Even if you don’t wish to get into the details of intensive meat farming, children will quickly understand what it means if you tell them how much grain goes into the production of a single pound of meat, and how that grain could be used to feed people.
If your family is not vegetarian, then consider reducing the amount of meat you eat. Have a look at http://www.munchlessmeat.co.uk/ for some fun challenges and perhaps involve your children in a brainstorming session for meat free meals that the whole family would enjoy.
Get them involved in recycling. Give your children responsibility for collecting the household waste paper and rinsing out plastic bottles to put in the recycling. http://www.recyclezone.org.uk/. Put them in charge of making sure you have re-usable carrier bags with you when you go shopping. Perhaps make these actions a game or competition and link it to their pocket money. Once they have the recycling habit – they will keep it for life.
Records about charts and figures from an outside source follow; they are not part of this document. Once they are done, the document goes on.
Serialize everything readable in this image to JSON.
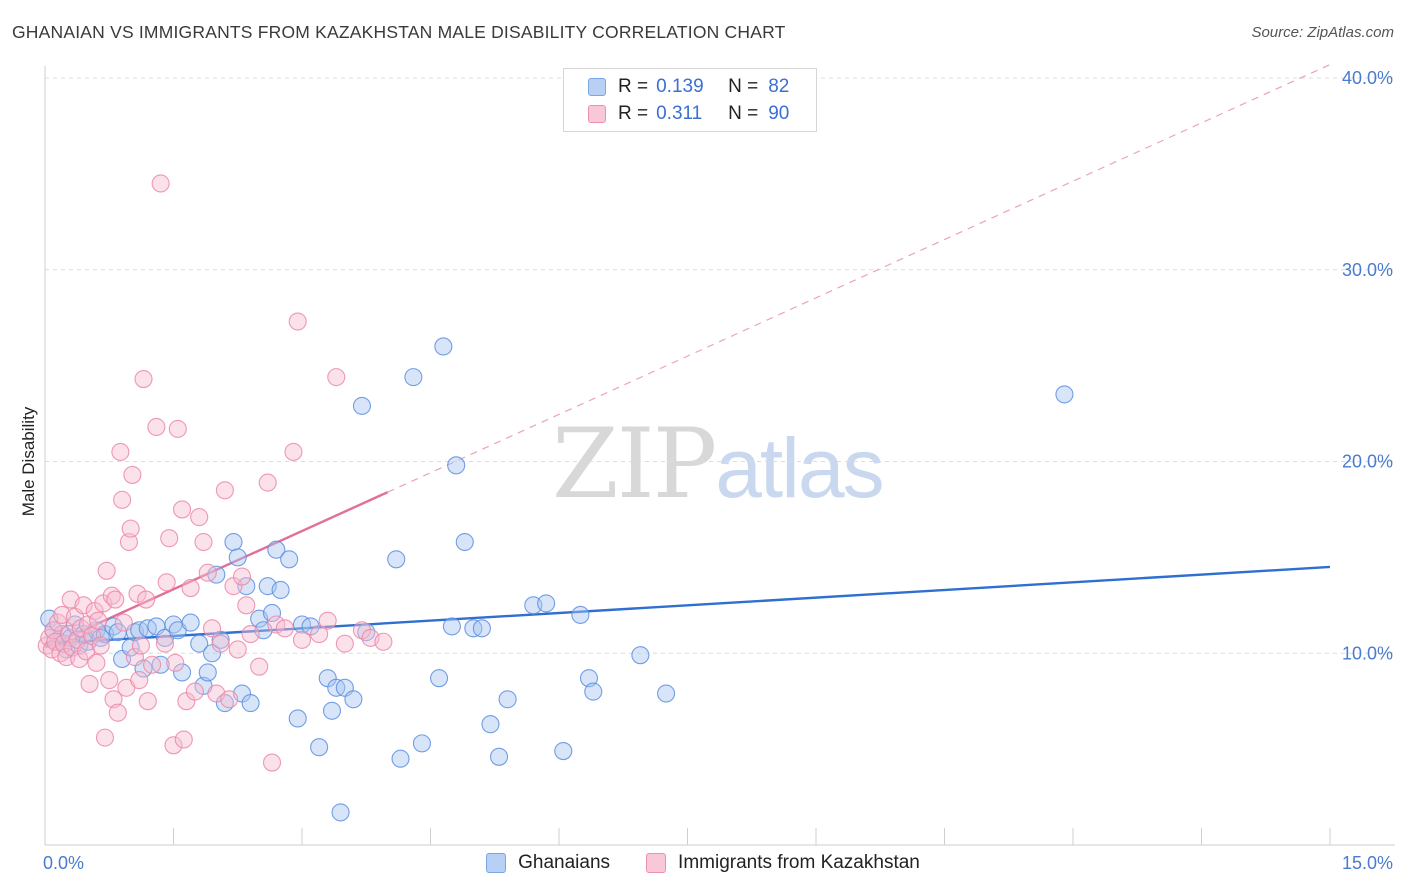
{
  "title": "GHANAIAN VS IMMIGRANTS FROM KAZAKHSTAN MALE DISABILITY CORRELATION CHART",
  "source": "Source: ZipAtlas.com",
  "watermark": {
    "zip": "ZIP",
    "atlas": "atlas"
  },
  "legend_top": [
    {
      "r_label": "R =",
      "r_value": "0.139",
      "n_label": "N =",
      "n_value": "82",
      "color": "#7aa6e6",
      "fill": "#b8d0f3"
    },
    {
      "r_label": "R =",
      "r_value": "0.311",
      "n_label": "N =",
      "n_value": "90",
      "color": "#ef8fb0",
      "fill": "#f8c8d8"
    }
  ],
  "legend_bottom": [
    "Ghanaians",
    "Immigrants from Kazakhstan"
  ],
  "chart_data": {
    "type": "scatter",
    "title": "GHANAIAN VS IMMIGRANTS FROM KAZAKHSTAN MALE DISABILITY CORRELATION CHART",
    "xlabel": "",
    "ylabel": "Male Disability",
    "xlim": [
      0,
      15
    ],
    "ylim": [
      0,
      40
    ],
    "x_tick_labels": [
      "0.0%",
      "15.0%"
    ],
    "y_ticks": [
      10,
      20,
      30,
      40
    ],
    "y_tick_labels": [
      "10.0%",
      "20.0%",
      "30.0%",
      "40.0%"
    ],
    "series": [
      {
        "name": "Ghanaians",
        "color": "#5b8ee0",
        "fill": "#a9c6ef",
        "trend": {
          "x": [
            0,
            15
          ],
          "y": [
            10.5,
            14.5
          ],
          "style": "solid"
        },
        "points": [
          [
            0.05,
            11.8
          ],
          [
            0.1,
            11.2
          ],
          [
            0.15,
            10.6
          ],
          [
            0.2,
            11.0
          ],
          [
            0.25,
            10.2
          ],
          [
            0.3,
            10.8
          ],
          [
            0.35,
            11.5
          ],
          [
            0.4,
            10.4
          ],
          [
            0.45,
            11.0
          ],
          [
            0.5,
            10.6
          ],
          [
            0.6,
            11.2
          ],
          [
            0.65,
            10.8
          ],
          [
            0.7,
            11.0
          ],
          [
            0.8,
            11.4
          ],
          [
            0.85,
            11.1
          ],
          [
            0.9,
            9.7
          ],
          [
            1.0,
            10.3
          ],
          [
            1.05,
            11.1
          ],
          [
            1.1,
            11.2
          ],
          [
            1.15,
            9.2
          ],
          [
            1.2,
            11.3
          ],
          [
            1.3,
            11.4
          ],
          [
            1.35,
            9.4
          ],
          [
            1.4,
            10.8
          ],
          [
            1.5,
            11.5
          ],
          [
            1.55,
            11.2
          ],
          [
            1.6,
            9.0
          ],
          [
            1.7,
            11.6
          ],
          [
            1.8,
            10.5
          ],
          [
            1.85,
            8.3
          ],
          [
            1.9,
            9.0
          ],
          [
            1.95,
            10.0
          ],
          [
            2.0,
            14.1
          ],
          [
            2.05,
            10.7
          ],
          [
            2.1,
            7.4
          ],
          [
            2.2,
            15.8
          ],
          [
            2.25,
            15.0
          ],
          [
            2.3,
            7.9
          ],
          [
            2.35,
            13.5
          ],
          [
            2.4,
            7.4
          ],
          [
            2.5,
            11.8
          ],
          [
            2.55,
            11.2
          ],
          [
            2.6,
            13.5
          ],
          [
            2.65,
            12.1
          ],
          [
            2.7,
            15.4
          ],
          [
            2.75,
            13.3
          ],
          [
            2.85,
            14.9
          ],
          [
            2.95,
            6.6
          ],
          [
            3.0,
            11.5
          ],
          [
            3.1,
            11.4
          ],
          [
            3.2,
            5.1
          ],
          [
            3.3,
            8.7
          ],
          [
            3.35,
            7.0
          ],
          [
            3.4,
            8.2
          ],
          [
            3.45,
            1.7
          ],
          [
            3.5,
            8.2
          ],
          [
            3.6,
            7.6
          ],
          [
            3.7,
            22.9
          ],
          [
            3.75,
            11.1
          ],
          [
            4.1,
            14.9
          ],
          [
            4.15,
            4.5
          ],
          [
            4.3,
            24.4
          ],
          [
            4.4,
            5.3
          ],
          [
            4.6,
            8.7
          ],
          [
            4.65,
            26.0
          ],
          [
            4.75,
            11.4
          ],
          [
            4.8,
            19.8
          ],
          [
            4.9,
            15.8
          ],
          [
            5.0,
            11.3
          ],
          [
            5.1,
            11.3
          ],
          [
            5.2,
            6.3
          ],
          [
            5.3,
            4.6
          ],
          [
            5.4,
            7.6
          ],
          [
            5.7,
            12.5
          ],
          [
            5.85,
            12.6
          ],
          [
            6.05,
            4.9
          ],
          [
            6.25,
            12.0
          ],
          [
            6.35,
            8.7
          ],
          [
            6.4,
            8.0
          ],
          [
            6.95,
            9.9
          ],
          [
            7.25,
            7.9
          ],
          [
            11.9,
            23.5
          ]
        ]
      },
      {
        "name": "Immigrants from Kazakhstan",
        "color": "#ec87a8",
        "fill": "#f6bdd0",
        "trend": {
          "x": [
            0,
            4.0
          ],
          "y": [
            10.3,
            18.4
          ],
          "style": "solid",
          "extension": {
            "x": [
              4.0,
              15
            ],
            "y": [
              18.4,
              40.7
            ],
            "style": "dashed"
          }
        },
        "points": [
          [
            0.02,
            10.4
          ],
          [
            0.05,
            10.8
          ],
          [
            0.08,
            10.2
          ],
          [
            0.1,
            11.2
          ],
          [
            0.12,
            10.6
          ],
          [
            0.15,
            11.6
          ],
          [
            0.18,
            10.0
          ],
          [
            0.2,
            12.0
          ],
          [
            0.22,
            10.5
          ],
          [
            0.25,
            9.8
          ],
          [
            0.28,
            11.0
          ],
          [
            0.3,
            12.8
          ],
          [
            0.32,
            10.3
          ],
          [
            0.35,
            11.9
          ],
          [
            0.38,
            10.7
          ],
          [
            0.4,
            9.7
          ],
          [
            0.42,
            11.3
          ],
          [
            0.45,
            12.5
          ],
          [
            0.48,
            10.1
          ],
          [
            0.5,
            11.5
          ],
          [
            0.52,
            8.4
          ],
          [
            0.55,
            10.9
          ],
          [
            0.58,
            12.2
          ],
          [
            0.6,
            9.5
          ],
          [
            0.62,
            11.7
          ],
          [
            0.65,
            10.4
          ],
          [
            0.68,
            12.6
          ],
          [
            0.7,
            5.6
          ],
          [
            0.72,
            14.3
          ],
          [
            0.75,
            8.6
          ],
          [
            0.78,
            13.0
          ],
          [
            0.8,
            7.6
          ],
          [
            0.82,
            12.8
          ],
          [
            0.85,
            6.9
          ],
          [
            0.88,
            20.5
          ],
          [
            0.9,
            18.0
          ],
          [
            0.92,
            11.6
          ],
          [
            0.95,
            8.2
          ],
          [
            0.98,
            15.8
          ],
          [
            1.0,
            16.5
          ],
          [
            1.02,
            19.3
          ],
          [
            1.05,
            9.8
          ],
          [
            1.08,
            13.1
          ],
          [
            1.1,
            8.6
          ],
          [
            1.12,
            10.4
          ],
          [
            1.15,
            24.3
          ],
          [
            1.18,
            12.8
          ],
          [
            1.2,
            7.5
          ],
          [
            1.25,
            9.4
          ],
          [
            1.3,
            21.8
          ],
          [
            1.35,
            34.5
          ],
          [
            1.4,
            10.5
          ],
          [
            1.42,
            13.7
          ],
          [
            1.45,
            16.0
          ],
          [
            1.5,
            5.2
          ],
          [
            1.52,
            9.5
          ],
          [
            1.55,
            21.7
          ],
          [
            1.6,
            17.5
          ],
          [
            1.62,
            5.5
          ],
          [
            1.65,
            7.5
          ],
          [
            1.7,
            13.4
          ],
          [
            1.75,
            8.0
          ],
          [
            1.8,
            17.1
          ],
          [
            1.85,
            15.8
          ],
          [
            1.9,
            14.2
          ],
          [
            1.95,
            11.3
          ],
          [
            2.0,
            7.9
          ],
          [
            2.05,
            10.5
          ],
          [
            2.1,
            18.5
          ],
          [
            2.15,
            7.6
          ],
          [
            2.2,
            13.5
          ],
          [
            2.25,
            10.2
          ],
          [
            2.3,
            14.0
          ],
          [
            2.35,
            12.5
          ],
          [
            2.4,
            11.0
          ],
          [
            2.5,
            9.3
          ],
          [
            2.6,
            18.9
          ],
          [
            2.65,
            4.3
          ],
          [
            2.7,
            11.5
          ],
          [
            2.8,
            11.3
          ],
          [
            2.9,
            20.5
          ],
          [
            2.95,
            27.3
          ],
          [
            3.0,
            10.7
          ],
          [
            3.2,
            11.0
          ],
          [
            3.3,
            11.7
          ],
          [
            3.4,
            24.4
          ],
          [
            3.5,
            10.5
          ],
          [
            3.7,
            11.2
          ],
          [
            3.8,
            10.8
          ],
          [
            3.95,
            10.6
          ]
        ]
      }
    ]
  }
}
Get composting. There is something about the magic of banana peels, apple cores and grass cuttings turning into compost that appeals to children. Expect them to get even more excited about the addition of a wormery – most children are fascinated by mud and creepy crawlies! By letting them see how potato peelings and autumn leaves can be turned into something useful it will make them think about “waste” in a completely different way. See: http://www.thekidsgarden.co.uk/LearningAboutMakingAndUsingCompost.html
Read books and watch movies about animals, plants, and the environment. Whether its fiction or nonfiction, stories (books and films) about plants and animals, the weather, different climates, or other cultures are all wonderful resources for helping children make the connection that they are a part of a larger community, and that each of us has a part, negative or positive, to play.
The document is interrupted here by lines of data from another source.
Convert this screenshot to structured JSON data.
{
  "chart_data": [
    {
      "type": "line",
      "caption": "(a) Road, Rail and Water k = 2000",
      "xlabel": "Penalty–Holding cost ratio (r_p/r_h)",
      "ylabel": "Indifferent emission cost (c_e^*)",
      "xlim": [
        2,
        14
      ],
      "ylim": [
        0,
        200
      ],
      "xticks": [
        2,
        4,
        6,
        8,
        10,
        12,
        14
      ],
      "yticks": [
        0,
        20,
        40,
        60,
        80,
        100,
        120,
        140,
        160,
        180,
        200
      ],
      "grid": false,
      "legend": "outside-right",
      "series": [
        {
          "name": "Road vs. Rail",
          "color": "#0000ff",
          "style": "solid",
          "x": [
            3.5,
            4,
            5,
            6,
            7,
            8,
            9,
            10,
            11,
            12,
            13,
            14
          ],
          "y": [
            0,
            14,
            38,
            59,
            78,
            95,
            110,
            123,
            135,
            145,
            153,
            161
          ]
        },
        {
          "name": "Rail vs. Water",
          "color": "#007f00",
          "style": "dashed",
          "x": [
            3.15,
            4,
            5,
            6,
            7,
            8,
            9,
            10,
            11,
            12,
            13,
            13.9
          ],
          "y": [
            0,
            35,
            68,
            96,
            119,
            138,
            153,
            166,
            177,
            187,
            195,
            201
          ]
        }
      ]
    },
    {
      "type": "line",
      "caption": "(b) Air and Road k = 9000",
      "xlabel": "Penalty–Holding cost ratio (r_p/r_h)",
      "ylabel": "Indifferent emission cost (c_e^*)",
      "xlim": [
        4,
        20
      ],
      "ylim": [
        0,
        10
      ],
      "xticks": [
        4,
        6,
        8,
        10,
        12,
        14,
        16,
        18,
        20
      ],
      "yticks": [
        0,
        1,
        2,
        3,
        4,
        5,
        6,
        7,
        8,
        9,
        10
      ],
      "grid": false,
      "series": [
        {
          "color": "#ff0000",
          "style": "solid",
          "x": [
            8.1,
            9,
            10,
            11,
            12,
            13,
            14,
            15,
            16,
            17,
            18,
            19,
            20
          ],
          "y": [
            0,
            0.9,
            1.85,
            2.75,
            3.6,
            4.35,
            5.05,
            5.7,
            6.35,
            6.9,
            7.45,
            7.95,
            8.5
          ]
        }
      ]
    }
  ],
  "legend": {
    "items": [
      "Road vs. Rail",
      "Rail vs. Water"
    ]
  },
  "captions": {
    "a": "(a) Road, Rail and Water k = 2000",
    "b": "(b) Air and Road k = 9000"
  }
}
Energy Saving. Get your children involved in making your home a “green house”. Almost any age can understand why leaving a light or the TV on when you are not in the room is wasteful. Encourage them to look for other areas where you are being wasteful in the home – children are full of ideas and its very likely they will find a whole host of areas where you could save energy and save money. See http://www.energysavingtrust.org.uk/ and http://www.energyhog.org/childrens.htm
Teach by example. Children suck up what’s going on around them. If they see you being wasteful and ignoring your impact on the planet – they will do the same. So adopt as many planet-friendly habits as you can; recycle, re-use, save energy, use other forms of transport than the car, create a compost heap, be kind to animals, get involved in your local community, make friends with your neighbours, exercise your right to vote, munch a bit less meat, go shopping less, choose to spend time outside in nature not inside in front of the TV or computer… there are so many ways to easily teach by example, many of them will save you money and all of them will put your children in good stead for the future.
These ideas can be easily incorporated into even the busiest of schedules. They take only minutes to give – but the gifts lasts a lifetime.